Another finding from the study suggests that an ice-free Arctic in the winter months appears possible if carbon dioxide continues to be emitted at high levels. “This study illustrates the fact that cutting greenhouse gas emissions remains vital to prevent the worst impacts on the Arctic,” Professor Notz states.
Simulations in this study are compared data records of sea-ice concentrations from 1979 until present that were prepared by EUMETSAT’s Ocean and Sea Ice Satellite Application Facility and ESA’s Climate Change Initiative programme. The climate models come from the Coupled Model Intercomparison Project (CMIP6) which is working towards improving the major climate models to support the assessment of climate change.
Dirk continues, “The satellite record of sea-ice concentration was crucial for our analysis of CMIP6 model simulations. Without such a long-term consistent record of the real-world evolution of Arctic sea ice, we would not have been able to estimate the robustness of the model simulations.
“By allowing us to examine how well models simulate the real evolution of the sea-ice cover, records such as these, guide and inform our projections for the future.”
Thomas Lavergne, the Climate Change Initiatives sea ice project science lead, comments, “It was good to see that our sea ice data contributed to this work. Here we have an excellent example of collaboration between the ESA Climate Change and EUMETSAT’s Ocean and Sea Ice teams to deliver state-of-the-art satellite data records to the climate science community.”

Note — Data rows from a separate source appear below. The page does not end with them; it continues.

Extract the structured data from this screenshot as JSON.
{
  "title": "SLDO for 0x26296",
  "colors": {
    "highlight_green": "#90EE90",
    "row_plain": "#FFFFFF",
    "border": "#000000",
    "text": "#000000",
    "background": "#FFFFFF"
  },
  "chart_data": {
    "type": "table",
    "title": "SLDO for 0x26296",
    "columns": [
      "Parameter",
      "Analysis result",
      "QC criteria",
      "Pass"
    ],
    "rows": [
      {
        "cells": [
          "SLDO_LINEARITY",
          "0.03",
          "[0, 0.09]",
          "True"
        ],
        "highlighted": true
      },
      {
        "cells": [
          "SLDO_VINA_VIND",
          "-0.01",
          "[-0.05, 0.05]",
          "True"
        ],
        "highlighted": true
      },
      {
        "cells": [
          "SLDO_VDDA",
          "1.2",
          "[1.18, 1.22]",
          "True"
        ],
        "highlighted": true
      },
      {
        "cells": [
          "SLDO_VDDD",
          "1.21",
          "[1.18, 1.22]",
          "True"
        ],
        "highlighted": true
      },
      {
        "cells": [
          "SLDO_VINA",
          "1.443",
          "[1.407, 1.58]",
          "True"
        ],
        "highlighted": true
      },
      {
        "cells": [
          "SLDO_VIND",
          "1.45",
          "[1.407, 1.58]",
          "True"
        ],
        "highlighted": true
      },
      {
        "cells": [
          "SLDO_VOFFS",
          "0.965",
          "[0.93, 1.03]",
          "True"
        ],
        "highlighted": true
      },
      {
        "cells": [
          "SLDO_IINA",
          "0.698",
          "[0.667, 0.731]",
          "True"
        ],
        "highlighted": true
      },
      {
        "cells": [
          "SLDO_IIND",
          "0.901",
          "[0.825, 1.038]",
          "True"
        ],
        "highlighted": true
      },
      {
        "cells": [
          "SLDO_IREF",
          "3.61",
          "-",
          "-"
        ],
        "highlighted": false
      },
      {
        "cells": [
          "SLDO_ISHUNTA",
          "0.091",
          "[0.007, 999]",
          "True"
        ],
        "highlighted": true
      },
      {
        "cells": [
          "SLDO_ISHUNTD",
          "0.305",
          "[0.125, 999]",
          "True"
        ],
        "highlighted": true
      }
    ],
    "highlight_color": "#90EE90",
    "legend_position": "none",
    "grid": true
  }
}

The authors of the paper do add caution. Although the CMIP6 multi-model ensemble mean provides a more realistic estimate of the sensitivity of September Arctic sea-ice area to a given amount of anthropogenic CO2 emissions compared with earlier CMIP experiments, they highlight that most CMIP6 models still fail to simulate at the same time a plausible evolution of sea-ice area and of global mean surface temperature.